With so many people in need in Uganda, having to leave at the end of the mission trip was also hard, he said. But he knew that the Boothbay Baptist Church, which had arranged the trip, was making headway in establishing medical care there. (The church has continued making progress there, he said.)

Feder, 48, was due to be honored Thursday, Oct. 3, with a Champions for Children Giraffe Award from the Maine Children's Alliance. It's for sticking his neck out for children, according to a press release from the organization.

The release cites Feder's efforts on children's behalf, both in Maine and other nations.

“I feel humbled,” Feder said. “It means a lot because the Children's Alliance has given these awards before to people I really have a lot of respect for,” he said.

Currently president of the Maine chapter of the American Academy of Pediatrics, Feder has helped advocate for obesity prevention; continued funding for MaineCare and Head Start; asthma control measures such as flu shots and education about controller medicines; and other child health issues.

The proposed tanning bed ban for minors passed in both the House and Senate, but later failed in the Legislature's attempt to override Gov. Paul LePage's veto, Feder said.

Originally from Portland, Ore., Feder, a scientist's son, worked as a National Health Service Corps scholar in Lincoln County.

That helped pay for medical school. But the kayaker and hiker stayed, making Maine his home because he loves it here, he said.
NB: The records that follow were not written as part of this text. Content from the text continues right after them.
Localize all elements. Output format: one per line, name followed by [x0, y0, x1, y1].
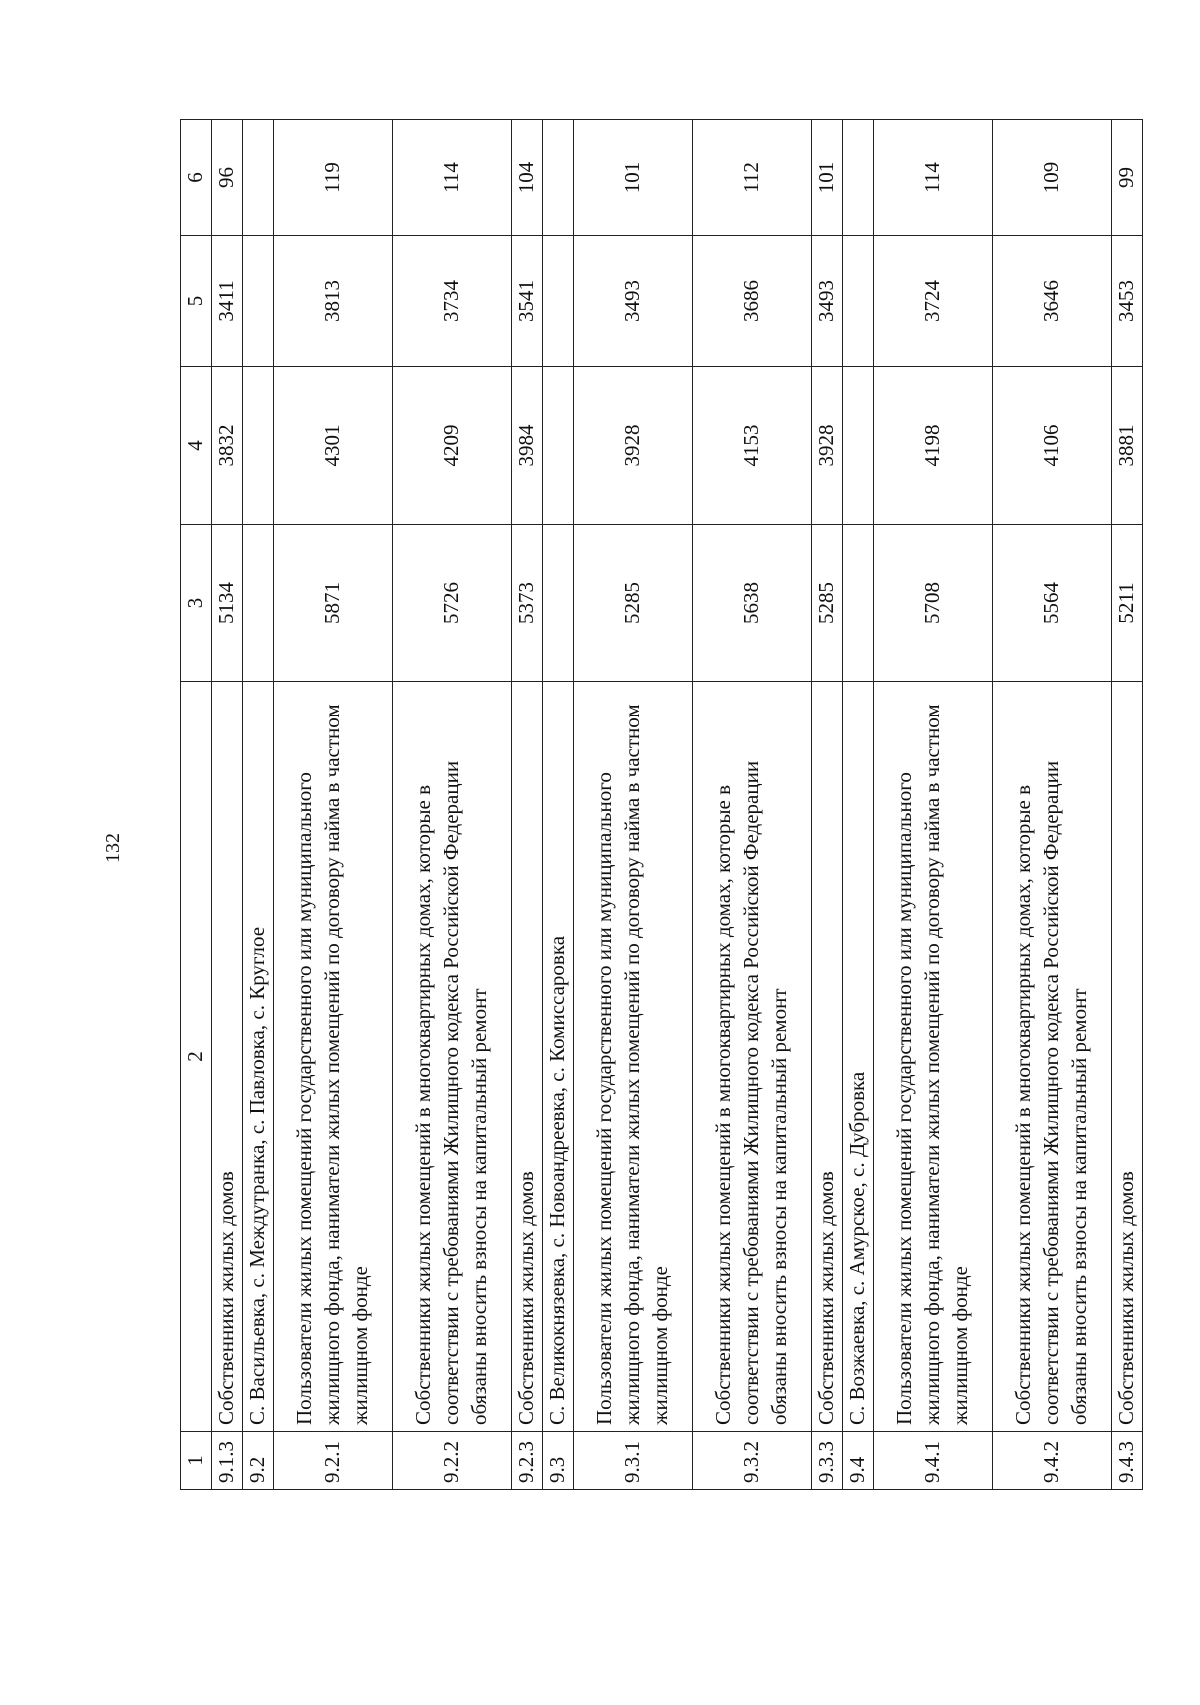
value-cell-col6: 104	[512, 120, 543, 236]
value-cell-col6: 101	[812, 120, 843, 236]
row-number: 9.2.1	[274, 1432, 393, 1490]
value-cell-col5: 3686	[693, 236, 812, 367]
value-cell-col3: 5134	[212, 525, 243, 682]
row-description: Пользователи жилых помещений государственного или муниципального жилищного фонда, наниматели жилых помещений по договору найма в частном жилищном фонде	[274, 682, 393, 1432]
row-description: Собственники жилых помещений в многоквартирных домах, которые в соответствии с требованиями Жилищного кодекса Российской Федерации обязаны вносить взносы на капитальный ремонт	[993, 682, 1112, 1432]
table-row	[274, 120, 393, 1490]
row-number: 9.2	[243, 1432, 274, 1490]
row-number: 9.4.1	[874, 1432, 993, 1490]
column-header: 6	[181, 120, 212, 236]
table-row	[212, 120, 243, 1490]
value-cell-col4: 3881	[1112, 367, 1143, 525]
page-number: 132	[102, 833, 124, 863]
row-number: 9.3.3	[812, 1432, 843, 1490]
row-number: 9.3.1	[574, 1432, 693, 1490]
row-number: 9.4	[843, 1432, 874, 1490]
table-row	[843, 120, 874, 1490]
column-header: 4	[181, 367, 212, 525]
value-cell-col3: 5638	[693, 525, 812, 682]
value-cell-col5	[243, 236, 274, 367]
value-cell-col6: 99	[1112, 120, 1143, 236]
value-cell-col5: 3813	[274, 236, 393, 367]
row-description: С. Великокнязевка, с. Новоандреевка, с. Комиссаровка	[543, 682, 574, 1432]
value-cell-col6	[543, 120, 574, 236]
row-description: Собственники жилых домов	[512, 682, 543, 1432]
value-cell-col3	[843, 525, 874, 682]
value-cell-col6: 101	[574, 120, 693, 236]
row-number: 9.2.3	[512, 1432, 543, 1490]
table-row	[243, 120, 274, 1490]
table-row	[543, 120, 574, 1490]
row-description: Собственники жилых помещений в многоквартирных домах, которые в соответствии с требованиями Жилищного кодекса Российской Федерации обязаны вносить взносы на капитальный ремонт	[393, 682, 512, 1432]
column-header: 2	[181, 682, 212, 1432]
value-cell-col4: 3984	[512, 367, 543, 525]
value-cell-col5: 3646	[993, 236, 1112, 367]
value-cell-col6: 119	[274, 120, 393, 236]
value-cell-col5: 3493	[812, 236, 843, 367]
table-row	[693, 120, 812, 1490]
table-row	[1112, 120, 1143, 1490]
value-cell-col4: 4209	[393, 367, 512, 525]
row-number: 9.3.2	[693, 1432, 812, 1490]
value-cell-col5	[543, 236, 574, 367]
row-description: Собственники жилых помещений в многоквартирных домах, которые в соответствии с требованиями Жилищного кодекса Российской Федерации обязаны вносить взносы на капитальный ремонт	[693, 682, 812, 1432]
value-cell-col3: 5726	[393, 525, 512, 682]
table-row	[393, 120, 512, 1490]
table-row	[512, 120, 543, 1490]
row-number: 9.3	[543, 1432, 574, 1490]
value-cell-col5: 3734	[393, 236, 512, 367]
rotated-table-container	[180, 120, 1139, 1490]
value-cell-col3: 5871	[274, 525, 393, 682]
table-row	[993, 120, 1112, 1490]
value-cell-col5	[843, 236, 874, 367]
value-cell-col6: 96	[212, 120, 243, 236]
value-cell-col6: 114	[874, 120, 993, 236]
value-cell-col3: 5708	[874, 525, 993, 682]
value-cell-col6	[843, 120, 874, 236]
row-description: С. Васильевка, с. Междутранка, с. Павловка, с. Круглое	[243, 682, 274, 1432]
table-body	[212, 120, 1143, 1490]
value-cell-col4: 4301	[274, 367, 393, 525]
row-number: 9.1.3	[212, 1432, 243, 1490]
row-description: Пользователи жилых помещений государственного или муниципального жилищного фонда, наниматели жилых помещений по договору найма в частном жилищном фонде	[874, 682, 993, 1432]
table-row	[874, 120, 993, 1490]
value-cell-col4	[543, 367, 574, 525]
row-description: Собственники жилых домов	[812, 682, 843, 1432]
value-cell-col6: 109	[993, 120, 1112, 236]
row-number: 9.4.2	[993, 1432, 1112, 1490]
value-cell-col4: 3928	[812, 367, 843, 525]
value-cell-col6: 114	[393, 120, 512, 236]
value-cell-col5: 3493	[574, 236, 693, 367]
column-header: 3	[181, 525, 212, 682]
value-cell-col4: 3928	[574, 367, 693, 525]
row-number: 9.2.2	[393, 1432, 512, 1490]
value-cell-col5: 3411	[212, 236, 243, 367]
value-cell-col4: 4153	[693, 367, 812, 525]
tariff-table	[180, 119, 1143, 1490]
value-cell-col4	[243, 367, 274, 525]
value-cell-col6	[243, 120, 274, 236]
row-description: С. Возжаевка, с. Амурское, с. Дубровка	[843, 682, 874, 1432]
row-description: Собственники жилых домов	[212, 682, 243, 1432]
value-cell-col4: 4198	[874, 367, 993, 525]
value-cell-col3	[543, 525, 574, 682]
row-description: Собственники жилых домов	[1112, 682, 1143, 1432]
column-header: 5	[181, 236, 212, 367]
value-cell-col4: 4106	[993, 367, 1112, 525]
value-cell-col4	[843, 367, 874, 525]
value-cell-col6: 112	[693, 120, 812, 236]
value-cell-col3: 5285	[812, 525, 843, 682]
table-header-row	[181, 120, 212, 1490]
row-description: Пользователи жилых помещений государственного или муниципального жилищного фонда, наниматели жилых помещений по договору найма в частном жилищном фонде	[574, 682, 693, 1432]
value-cell-col4: 3832	[212, 367, 243, 525]
row-number: 9.4.3	[1112, 1432, 1143, 1490]
table-row	[574, 120, 693, 1490]
value-cell-col5: 3724	[874, 236, 993, 367]
value-cell-col3: 5285	[574, 525, 693, 682]
value-cell-col3: 5564	[993, 525, 1112, 682]
value-cell-col3: 5211	[1112, 525, 1143, 682]
value-cell-col5: 3453	[1112, 236, 1143, 367]
table-row	[812, 120, 843, 1490]
value-cell-col3	[243, 525, 274, 682]
value-cell-col5: 3541	[512, 236, 543, 367]
value-cell-col3: 5373	[512, 525, 543, 682]
column-header: 1	[181, 1432, 212, 1490]
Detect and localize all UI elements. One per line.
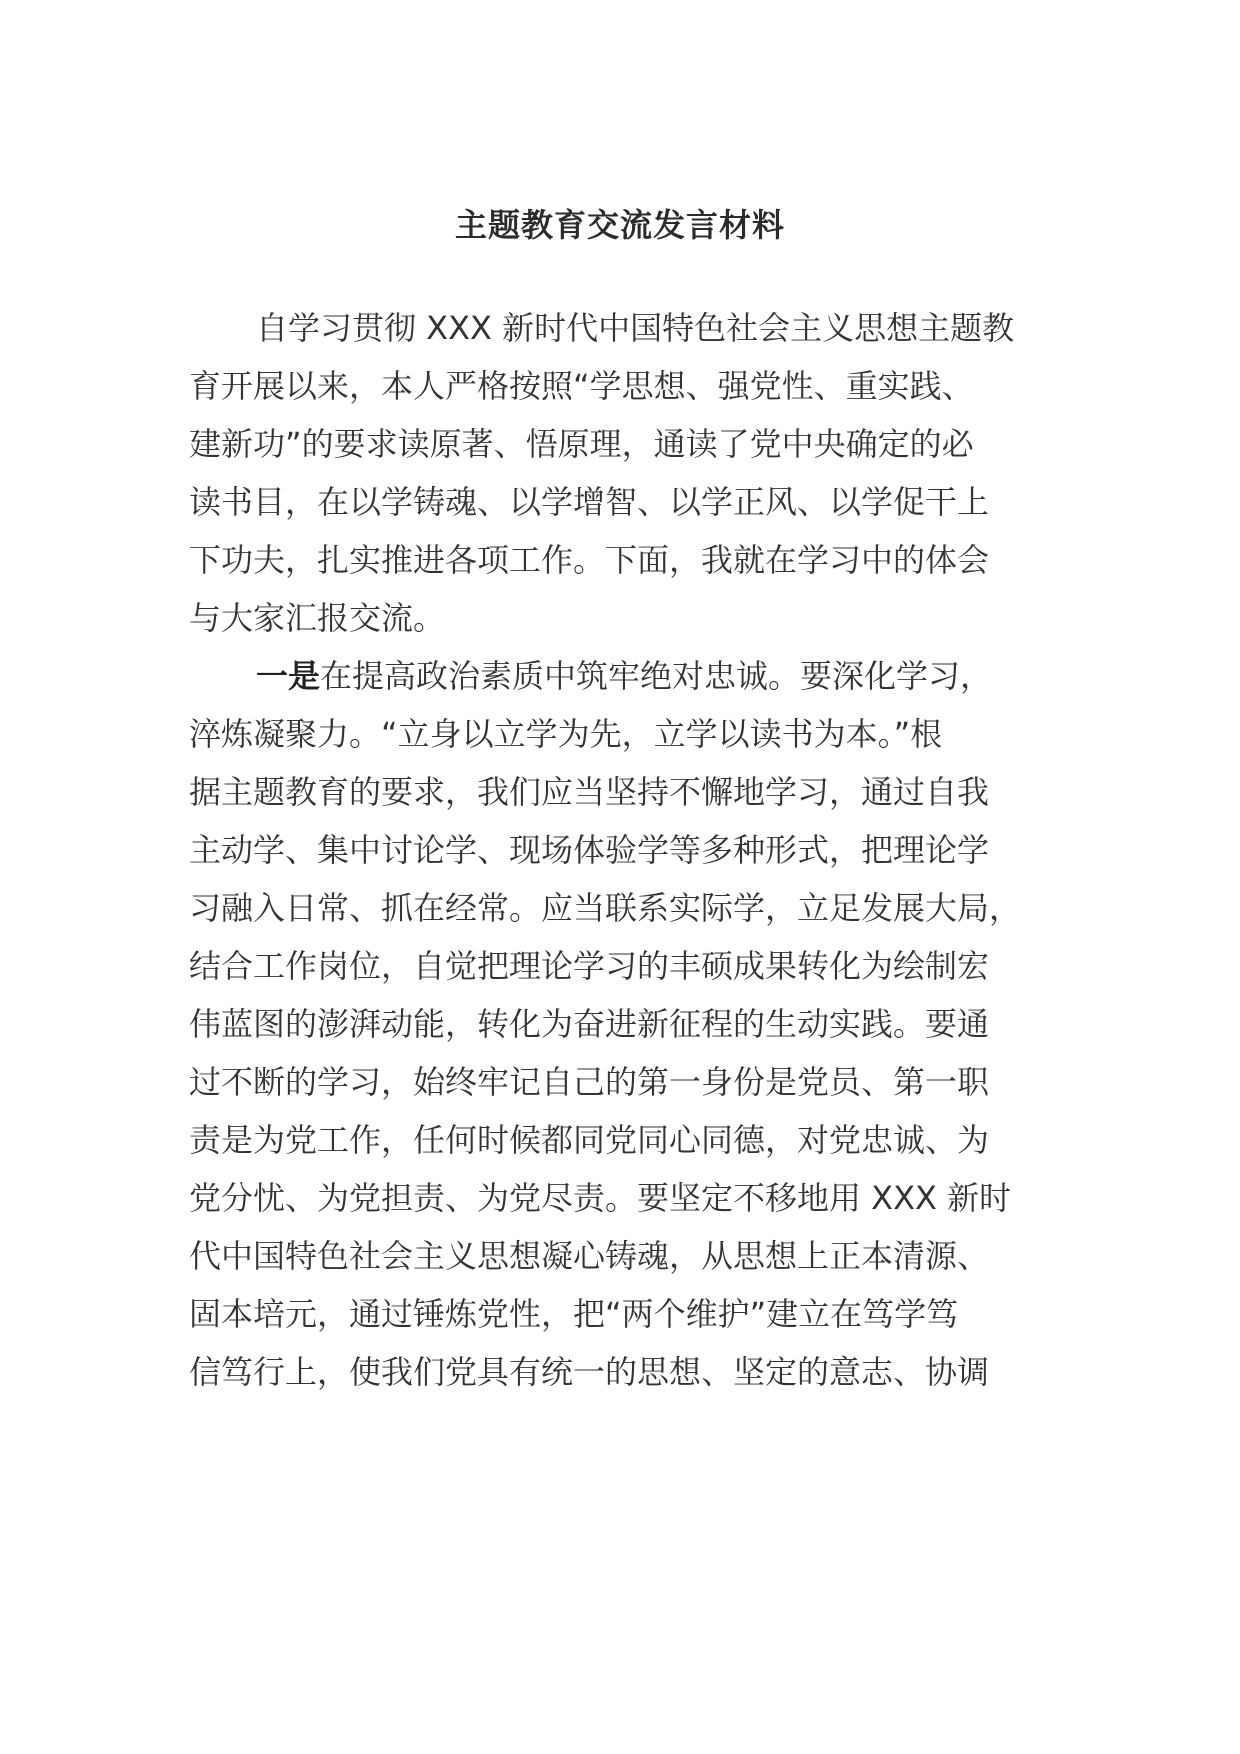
paragraph-2-first-line — [256, 656, 992, 696]
paragraph-2-line: 在提高政治素质中筑牢绝对忠诚。要深化学习， — [320, 657, 993, 695]
paragraph-2-line: 淬炼凝聚力。“立身以立学为先，立学以读书为本。”根 — [189, 715, 943, 753]
paragraph-2-line: 主动学、集中讨论学、现场体验学等多种形式，把理论学 — [189, 831, 990, 869]
paragraph-2-line: 据主题教育的要求，我们应当坚持不懈地学习，通过自我 — [189, 773, 990, 811]
paragraph-2-line: 结合工作岗位，自觉把理论学习的丰硕成果转化为绘制宏 — [189, 947, 990, 985]
paragraph-2-line: 习融入日常、抓在经常。应当联系实际学，立足发展大局， — [189, 889, 1022, 927]
paragraph-2-line: 固本培元，通过锤炼党性，把“两个维护”建立在笃学笃 — [189, 1295, 959, 1333]
paragraph-2-line: 伟蓝图的澎湃动能，转化为奋进新征程的生动实践。要通 — [189, 1005, 990, 1043]
paragraph-2-line: 党分忧、为党担责、为党尽责。要坚定不移地用 XXX 新时 — [189, 1179, 1012, 1217]
paragraph-2-line: 责是为党工作，任何时候都同党同心同德，对党忠诚、为 — [189, 1121, 990, 1159]
paragraph-1-line: 下功夫，扎实推进各项工作。下面，我就在学习中的体会 — [189, 541, 990, 579]
paragraph-2-line: 过不断的学习，始终牢记自己的第一身份是党员、第一职 — [189, 1063, 990, 1101]
paragraph-1-line: 建新功”的要求读原著、悟原理，通读了党中央确定的必 — [189, 425, 974, 463]
document-title: 主题教育交流发言材料 — [454, 206, 785, 244]
paragraph-2-lead: 一是 — [256, 657, 321, 695]
paragraph-1-line: 读书目，在以学铸魂、以学增智、以学正风、以学促干上 — [189, 483, 990, 521]
paragraph-1-line: 育开展以来，本人严格按照“学思想、强党性、重实践、 — [189, 367, 974, 405]
paragraph-2-line: 代中国特色社会主义思想凝心铸魂，从思想上正本清源、 — [189, 1237, 990, 1275]
paragraph-2-line: 信笃行上，使我们党具有统一的思想、坚定的意志、协调 — [189, 1353, 990, 1391]
paragraph-1-line: 与大家汇报交流。 — [189, 599, 446, 637]
paragraph-1-line: 自学习贯彻 XXX 新时代中国特色社会主义思想主题教 — [256, 309, 1015, 347]
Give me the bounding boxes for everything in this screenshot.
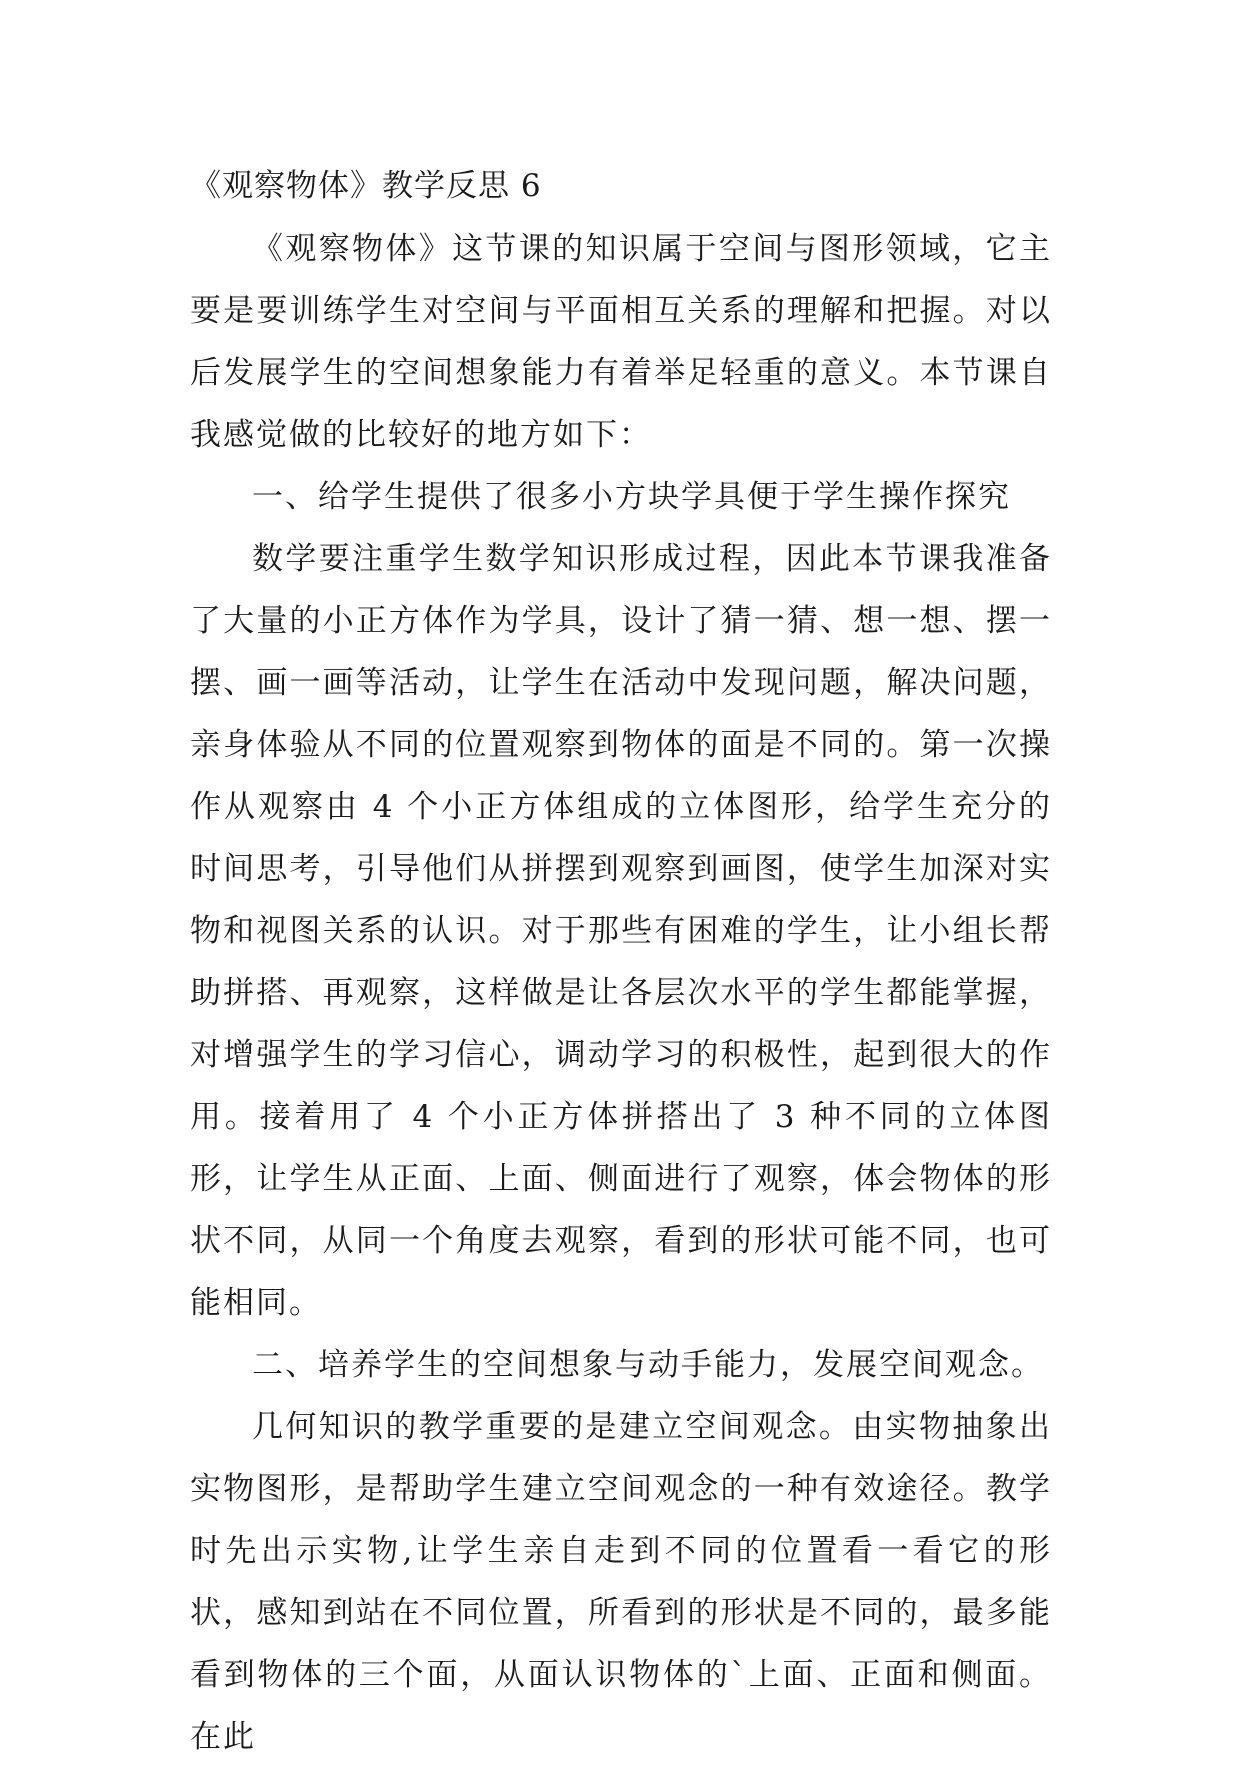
paragraph-section-2: 几何知识的教学重要的是建立空间观念。由实物抽象出实物图形，是帮助学生建立空间观念的一种有效途径。教学时先出示实物,让学生亲自走到不同的位置看一看它的形状，感知到站在不同位置，所看到的形状是不同的，最多能看到物体的三个面，从面认识物体的`上面、正面和侧面。在此 [190, 1409, 1052, 1755]
document-title: 《观察物体》教学反思 6 [190, 168, 542, 204]
section-heading-1: 一、给学生提供了很多小方块学具便于学生操作探究 [252, 479, 1011, 515]
paragraph-intro: 《观察物体》这节课的知识属于空间与图形领域，它主要是要训练学生对空间与平面相互关系的理解和把握。对以后发展学生的空间想象能力有着举足轻重的意义。本节课自我感觉做的比较好的地方如下： [190, 231, 1052, 453]
paragraph-section-1: 数学要注重学生数学知识形成过程，因此本节课我准备了大量的小正方体作为学具，设计了猜一猜、想一想、摆一摆、画一画等活动，让学生在活动中发现问题，解决问题，亲身体验从不同的位置观察到物体的面是不同的。第一次操作从观察由 4 个小正方体组成的立体图形，给学生充分的时间思考，引导他们从拼摆到观察到画图，使学生加深对实物和视图关系的认识。对于那些有困难的学生，让小组长帮助拼搭、再观察，这样做是让各层次水平的学生都能掌握，对增强学生的学习信心，调动学习的积极性，起到很大的作用。接着用了 4 个小正方体拼搭出了 3 种不同的立体图形，让学生从正面、上面、侧面进行了观察，体会物体的形状不同，从同一个角度去观察，看到的形状可能不同，也可能相同。 [190, 541, 1052, 1321]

He and his wife, anthropologist Amy Winston, have a young daughter, Josee.

The nod from the Maine Children’s Alliance adds to several professional awards Feder has received. Those include Outstanding Young Physician from the Maine Osteopathic Association in 2002; Outstanding Physician from the same group in 2006; and a pair of Community Physician awards, one from the Governor’s Council on Nutrition and Fitness, in 2006 and the other from the Governor’s Council on School Health in 2005.